Due to time constraints, please do not PM me if your question can be resolved or answered on the forum.
Need help? 1) Stop changing things. No new indicators, charts, or methods. Be consistent with what is in front of you first. 2) Start a journal and post to it daily with the trades you made to show your strengths and weaknesses. 3) Set goals for yourself to reach daily. Make them about how you trade, not how much money you make. 4) Accept responsibility for your actions. Stop looking elsewhere to explain away poor performance. 5) Where to start as a trader? Watch this webinar and read this thread for hundreds of questions and answers. 6) Help using the forum? Watch this video to learn general tips on using the site.
If you want to support our community, become an Elite Member.
What I have so far is a long way from something that I'd ever expose to the internet. Robustness has taken a backseat to getting something that works fairly quickly, but the underpinnings are probably there. Design problem I can foresee for something that serves data to a lot of clients are: 1. That it spawns a new thread for each client, so it might not scale well over a hundred or so concurrent clients. 2. The overly simple protocol has no way to deal with faulty requests or anything.
I opted against a relational database, and am using Berkeley DB (which is what MySQL used to use for it's internal storage). BDB stores data via key/data pairs, this works great for ticks, with a key of (symbol,time) and data of (price, bid, ask, volume), duplicate keys are allowed. For simplicity in implementation I just have 1 database right now, but it will be easy to change to have numerous internal DBs for symbols, or symbols and subsets of the time like year/month, but that'd be completely transparent to the client.
The socket interface is very simple, 3 requests read, realtime write, and back fill. Only one response from the server, containing data from a read request (1..N per request). Real time and back fill are the same except backfill first deletes all the data for that exact symbol and time stamp. Read requests take a symbol and start time stamp, it then streams all the data after that time stamp for the given symbol in blocks that each contain all the ticks for that exact time stamp.
This design pushes some buffering responsibility to a back fill writer, because it has to send all the ticks for a unique time stamp at once or it deletes it's previously sent data. Readers get N responses each one with all the data for a given time stamp.
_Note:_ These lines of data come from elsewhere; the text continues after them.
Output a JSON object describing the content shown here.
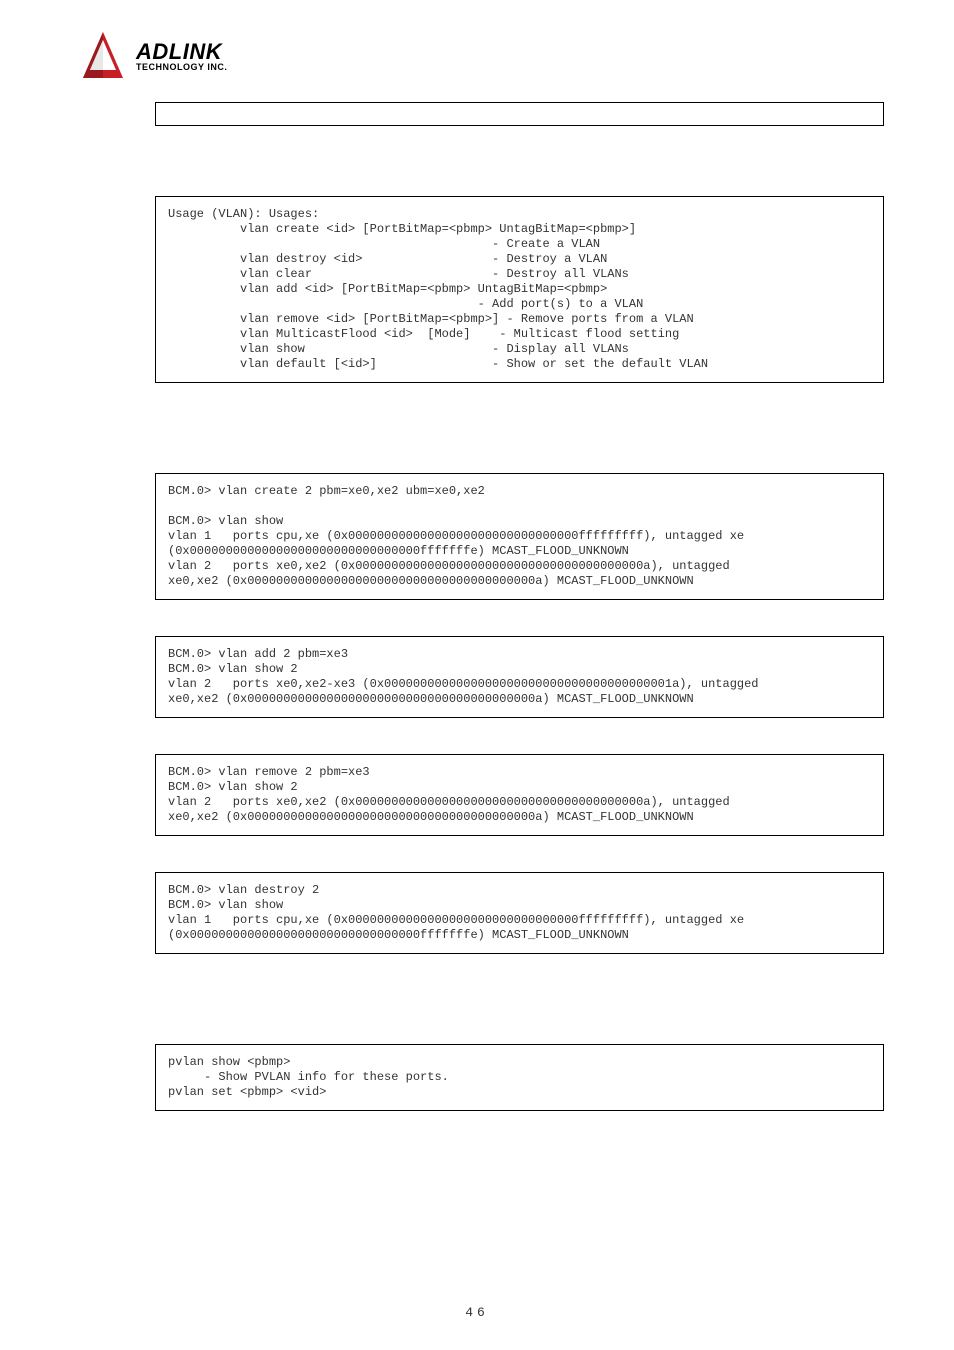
{
  "logo": {
    "brand": "ADLINK",
    "sub": "TECHNOLOGY INC."
  },
  "boxes": {
    "usage": "Usage (VLAN): Usages:\n          vlan create <id> [PortBitMap=<pbmp> UntagBitMap=<pbmp>]\n                                             - Create a VLAN\n          vlan destroy <id>                  - Destroy a VLAN\n          vlan clear                         - Destroy all VLANs\n          vlan add <id> [PortBitMap=<pbmp> UntagBitMap=<pbmp>\n                                           - Add port(s) to a VLAN\n          vlan remove <id> [PortBitMap=<pbmp>] - Remove ports from a VLAN\n          vlan MulticastFlood <id>  [Mode]    - Multicast flood setting\n          vlan show                          - Display all VLANs\n          vlan default [<id>]                - Show or set the default VLAN",
    "create": "BCM.0> vlan create 2 pbm=xe0,xe2 ubm=xe0,xe2\n\nBCM.0> vlan show\nvlan 1   ports cpu,xe (0x00000000000000000000000000000000fffffffff), untagged xe\n(0x00000000000000000000000000000000fffffffe) MCAST_FLOOD_UNKNOWN\nvlan 2   ports xe0,xe2 (0x0000000000000000000000000000000000000000a), untagged\nxe0,xe2 (0x0000000000000000000000000000000000000000a) MCAST_FLOOD_UNKNOWN",
    "add": "BCM.0> vlan add 2 pbm=xe3\nBCM.0> vlan show 2\nvlan 2   ports xe0,xe2-xe3 (0x0000000000000000000000000000000000000001a), untagged\nxe0,xe2 (0x0000000000000000000000000000000000000000a) MCAST_FLOOD_UNKNOWN",
    "remove": "BCM.0> vlan remove 2 pbm=xe3\nBCM.0> vlan show 2\nvlan 2   ports xe0,xe2 (0x0000000000000000000000000000000000000000a), untagged\nxe0,xe2 (0x0000000000000000000000000000000000000000a) MCAST_FLOOD_UNKNOWN",
    "destroy": "BCM.0> vlan destroy 2\nBCM.0> vlan show\nvlan 1   ports cpu,xe (0x00000000000000000000000000000000fffffffff), untagged xe\n(0x00000000000000000000000000000000fffffffe) MCAST_FLOOD_UNKNOWN",
    "pvlan": "pvlan show <pbmp>\n     - Show PVLAN info for these ports.\npvlan set <pbmp> <vid>"
  },
  "page_number": "46"
}
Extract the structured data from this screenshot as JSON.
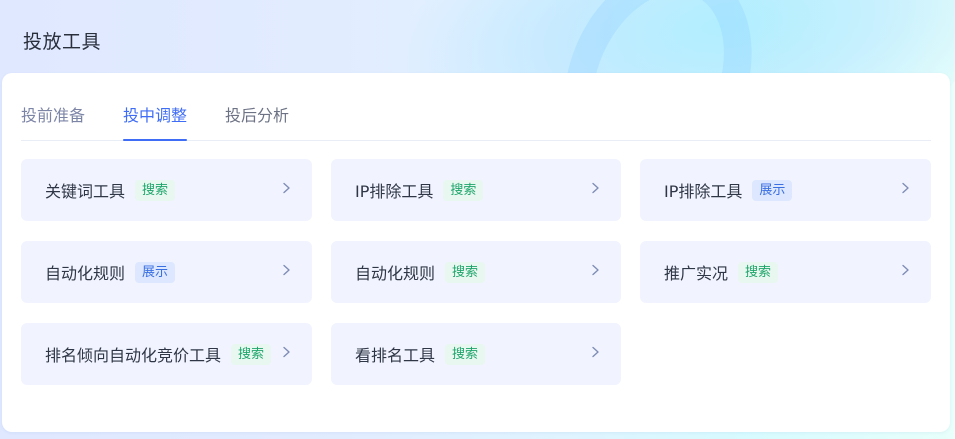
{
  "header": {
    "title": "投放工具"
  },
  "tabs": [
    {
      "label": "投前准备",
      "active": false
    },
    {
      "label": "投中调整",
      "active": true
    },
    {
      "label": "投后分析",
      "active": false
    }
  ],
  "cards": [
    {
      "title": "关键词工具",
      "tag": "搜索",
      "tag_type": "search"
    },
    {
      "title": "IP排除工具",
      "tag": "搜索",
      "tag_type": "search"
    },
    {
      "title": "IP排除工具",
      "tag": "展示",
      "tag_type": "display"
    },
    {
      "title": "自动化规则",
      "tag": "展示",
      "tag_type": "display"
    },
    {
      "title": "自动化规则",
      "tag": "搜索",
      "tag_type": "search"
    },
    {
      "title": "推广实况",
      "tag": "搜索",
      "tag_type": "search"
    },
    {
      "title": "排名倾向自动化竞价工具",
      "tag": "搜索",
      "tag_type": "search"
    },
    {
      "title": "看排名工具",
      "tag": "搜索",
      "tag_type": "search"
    }
  ],
  "colors": {
    "accent": "#3f6df5",
    "search_tag_text": "#1ea56b",
    "search_tag_bg": "#e8f7ef",
    "display_tag_text": "#3a6fe2",
    "display_tag_bg": "#dde7ff",
    "card_bg": "#f1f4ff"
  },
  "icons": {
    "card_arrow": "chevron-right-icon"
  }
}
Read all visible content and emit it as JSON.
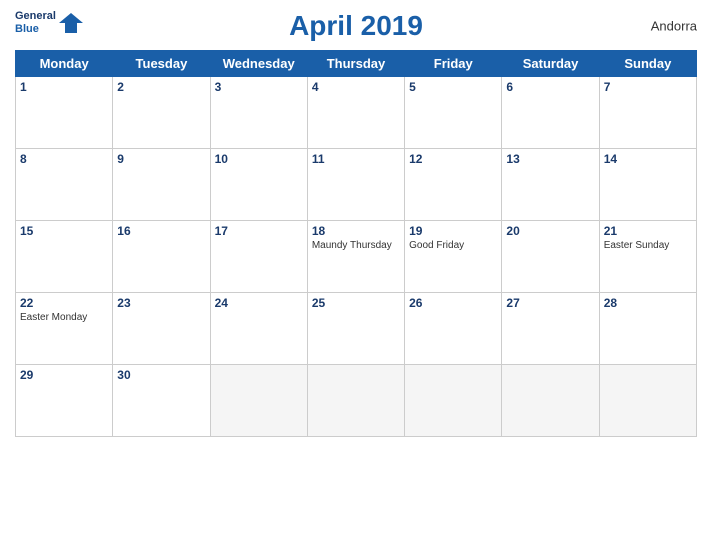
{
  "header": {
    "title": "April 2019",
    "country": "Andorra",
    "logo_line1": "General",
    "logo_line2": "Blue"
  },
  "weekdays": [
    "Monday",
    "Tuesday",
    "Wednesday",
    "Thursday",
    "Friday",
    "Saturday",
    "Sunday"
  ],
  "weeks": [
    [
      {
        "date": "1",
        "holiday": ""
      },
      {
        "date": "2",
        "holiday": ""
      },
      {
        "date": "3",
        "holiday": ""
      },
      {
        "date": "4",
        "holiday": ""
      },
      {
        "date": "5",
        "holiday": ""
      },
      {
        "date": "6",
        "holiday": ""
      },
      {
        "date": "7",
        "holiday": ""
      }
    ],
    [
      {
        "date": "8",
        "holiday": ""
      },
      {
        "date": "9",
        "holiday": ""
      },
      {
        "date": "10",
        "holiday": ""
      },
      {
        "date": "11",
        "holiday": ""
      },
      {
        "date": "12",
        "holiday": ""
      },
      {
        "date": "13",
        "holiday": ""
      },
      {
        "date": "14",
        "holiday": ""
      }
    ],
    [
      {
        "date": "15",
        "holiday": ""
      },
      {
        "date": "16",
        "holiday": ""
      },
      {
        "date": "17",
        "holiday": ""
      },
      {
        "date": "18",
        "holiday": "Maundy Thursday"
      },
      {
        "date": "19",
        "holiday": "Good Friday"
      },
      {
        "date": "20",
        "holiday": ""
      },
      {
        "date": "21",
        "holiday": "Easter Sunday"
      }
    ],
    [
      {
        "date": "22",
        "holiday": "Easter Monday"
      },
      {
        "date": "23",
        "holiday": ""
      },
      {
        "date": "24",
        "holiday": ""
      },
      {
        "date": "25",
        "holiday": ""
      },
      {
        "date": "26",
        "holiday": ""
      },
      {
        "date": "27",
        "holiday": ""
      },
      {
        "date": "28",
        "holiday": ""
      }
    ],
    [
      {
        "date": "29",
        "holiday": ""
      },
      {
        "date": "30",
        "holiday": ""
      },
      {
        "date": "",
        "holiday": ""
      },
      {
        "date": "",
        "holiday": ""
      },
      {
        "date": "",
        "holiday": ""
      },
      {
        "date": "",
        "holiday": ""
      },
      {
        "date": "",
        "holiday": ""
      }
    ]
  ]
}
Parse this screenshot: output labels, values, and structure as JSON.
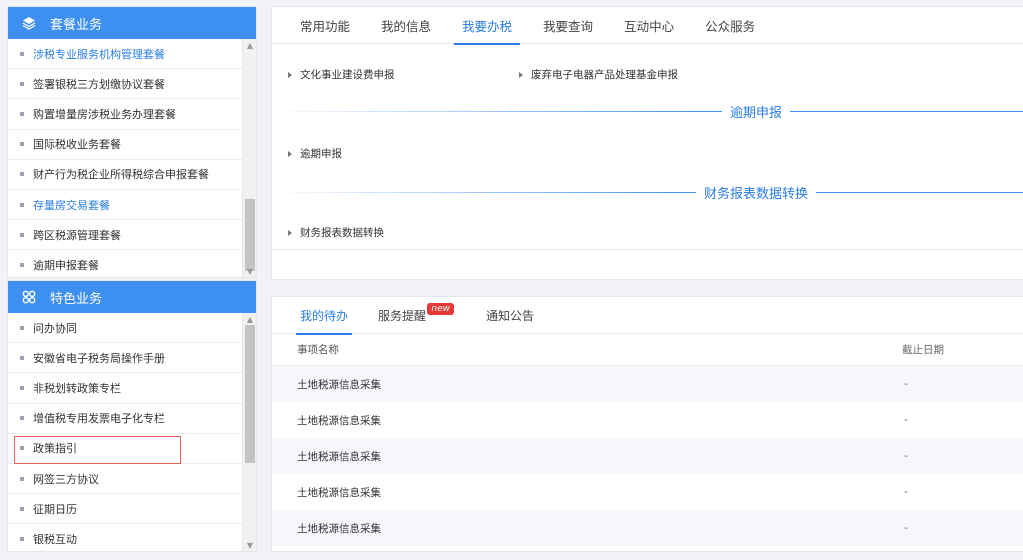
{
  "packages": {
    "title": "套餐业务",
    "icon": "layers-icon",
    "items": [
      {
        "label": "涉税专业服务机构管理套餐",
        "highlight": true
      },
      {
        "label": "签署银税三方划缴协议套餐",
        "highlight": false
      },
      {
        "label": "购置增量房涉税业务办理套餐",
        "highlight": false
      },
      {
        "label": "国际税收业务套餐",
        "highlight": false
      },
      {
        "label": "财产行为税企业所得税综合申报套餐",
        "highlight": false
      },
      {
        "label": "存量房交易套餐",
        "highlight": true
      },
      {
        "label": "跨区税源管理套餐",
        "highlight": false
      },
      {
        "label": "逾期申报套餐",
        "highlight": false
      }
    ]
  },
  "features": {
    "title": "特色业务",
    "icon": "grid-icon",
    "items": [
      {
        "label": "问办协同"
      },
      {
        "label": "安徽省电子税务局操作手册"
      },
      {
        "label": "非税划转政策专栏"
      },
      {
        "label": "增值税专用发票电子化专栏"
      },
      {
        "label": "政策指引",
        "selected": true
      },
      {
        "label": "网签三方协议"
      },
      {
        "label": "征期日历"
      },
      {
        "label": "银税互动"
      }
    ]
  },
  "main_tabs": [
    {
      "label": "常用功能",
      "active": false
    },
    {
      "label": "我的信息",
      "active": false
    },
    {
      "label": "我要办税",
      "active": true
    },
    {
      "label": "我要查询",
      "active": false
    },
    {
      "label": "互动中心",
      "active": false
    },
    {
      "label": "公众服务",
      "active": false
    }
  ],
  "links": {
    "culture_fee": "文化事业建设费申报",
    "waste_fund": "废弃电子电器产品处理基金申报",
    "overdue_section": "逾期申报",
    "overdue_link": "逾期申报",
    "finance_section": "财务报表数据转换",
    "finance_link": "财务报表数据转换"
  },
  "bottom_tabs": [
    {
      "label": "我的待办",
      "active": true
    },
    {
      "label": "服务提醒",
      "active": false,
      "badge": "new"
    },
    {
      "label": "通知公告",
      "active": false
    }
  ],
  "todo_table": {
    "columns": [
      "事项名称",
      "截止日期"
    ],
    "rows": [
      [
        "土地税源信息采集",
        "-"
      ],
      [
        "土地税源信息采集",
        "-"
      ],
      [
        "土地税源信息采集",
        "-"
      ],
      [
        "土地税源信息采集",
        "-"
      ],
      [
        "土地税源信息采集",
        "-"
      ]
    ]
  },
  "colors": {
    "accent": "#3d8ff0",
    "active_text": "#2a7ee3",
    "badge": "#e53935",
    "selection_box": "#e8605a"
  }
}
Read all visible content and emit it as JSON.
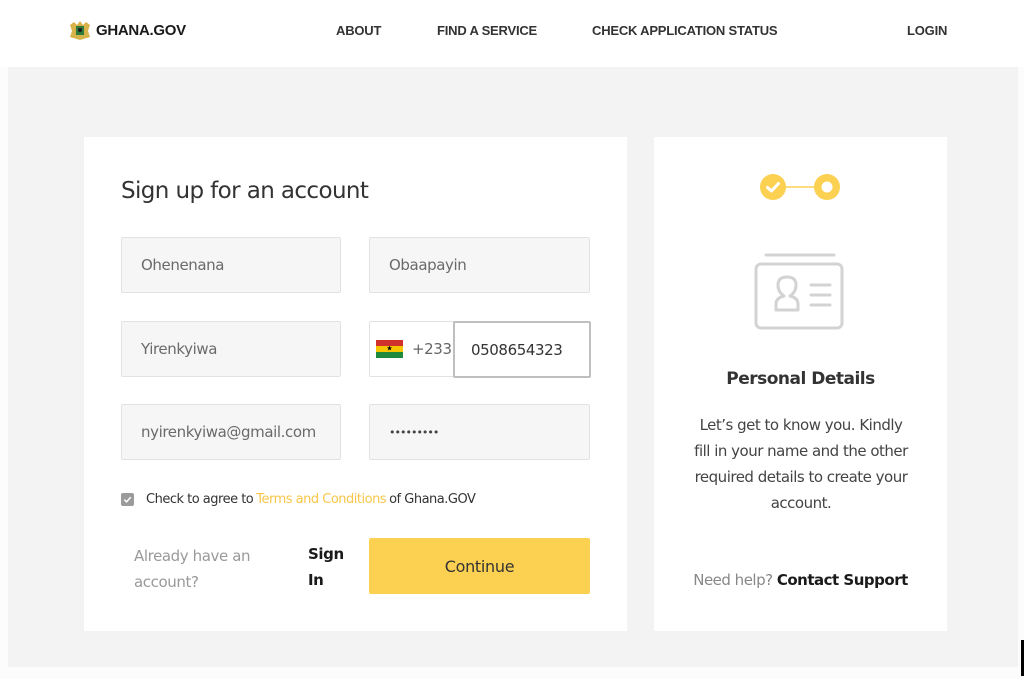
{
  "header": {
    "logo_text": "GHANA.GOV",
    "nav": {
      "about": "ABOUT",
      "find_service": "FIND A SERVICE",
      "check_status": "CHECK APPLICATION STATUS",
      "login": "LOGIN"
    }
  },
  "form": {
    "title": "Sign up for an account",
    "fields": {
      "first_name": "Ohenenana",
      "last_name": "Obaapayin",
      "other_name": "Yirenkyiwa",
      "country_dial_code": "+233",
      "phone": "0508654323",
      "email": "nyirenkyiwa@gmail.com",
      "password_masked": "•••••••••"
    },
    "terms": {
      "checked": true,
      "prefix": "Check to agree to",
      "link": "Terms and Conditions",
      "suffix": "of Ghana.GOV"
    },
    "already_have_account": "Already have an account?",
    "sign_in_label": "Sign In",
    "continue_label": "Continue"
  },
  "side_panel": {
    "steps": {
      "total": 2,
      "completed": 1,
      "current": 2
    },
    "title": "Personal Details",
    "description": "Let’s get to know you. Kindly fill in your name and the other required details to create your account.",
    "help_prefix": "Need help?",
    "help_link": "Contact Support"
  },
  "colors": {
    "accent": "#fcd152",
    "link": "#f7c64a",
    "background": "#f3f3f3"
  },
  "icons": {
    "logo": "ghana-coat-of-arms-icon",
    "flag": "ghana-flag-icon",
    "step_done": "check-circle-icon",
    "step_current": "ring-circle-icon",
    "id_card": "id-card-icon"
  }
}
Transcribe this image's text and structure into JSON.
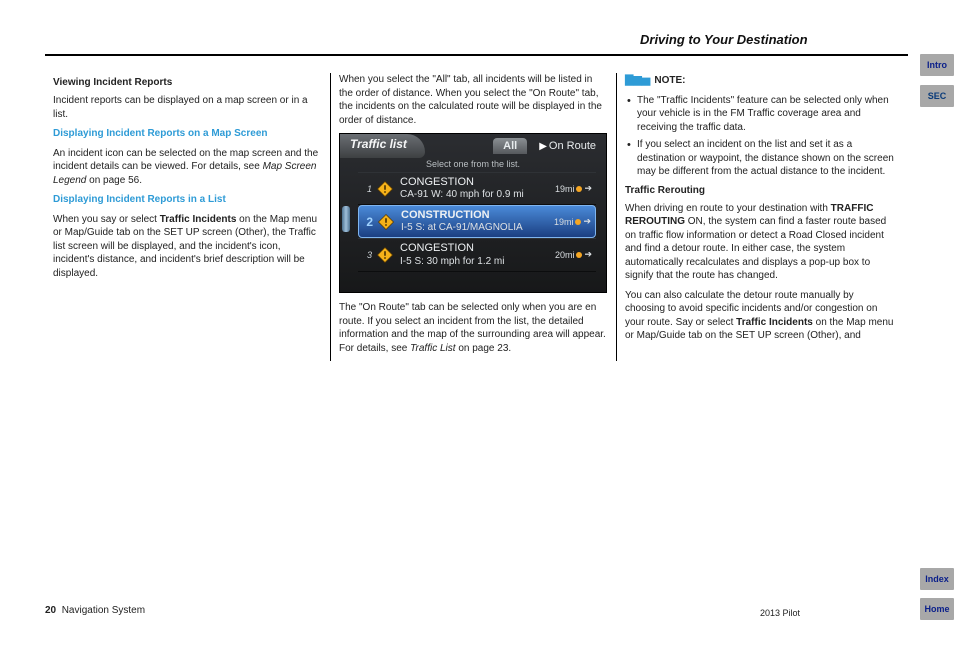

Right now I'm working on shoehorning a client into a GomFileManager subclass so I can do some debugging and testing of the server. It takes a bit of kludging because the recordTick interface to that class only provides the price and tick type, so I have to rebuild fake ask and bid prices. I also need to understand the read back use case a little better, and that might lead to changes in the read request/response interface.
The following user says Thank You to danjurgens for this post:
They store the bid-ask-last tick data, but store it separately so the sequence of ticks is not preserved. I presume that is because NT can draw the charts with either of these values, and some one made the architectural decision to tie the db to the application!
They could very easily fix this so that a single tick db has all the three types of ticks with the proper sequential time-stamp with a very simple filter but they chose not too. So the tick data downloaded by NT is not useful to backfill.
HOWEVER, they also have the infrastructure for replay which DOES store and capture tick data (both L1 and L2) in the right sequence. However that infrastructure can be used only for replay and can not drive your indicators.
I presume they are simply overloaded and understaffed and different teams did their own thing without regards to the big picture. NT is only software I know off which maintains two separate mutually incompatible dbs for tick data. But they still can not offer chart backfill capability (OnMarketData) for historical values.
On your project: The biggest challenge I have is that you can not update your database while you are collecting the ticks. So you have to find a time-window when the ticks are not coming to fill gaps in your gomi data base.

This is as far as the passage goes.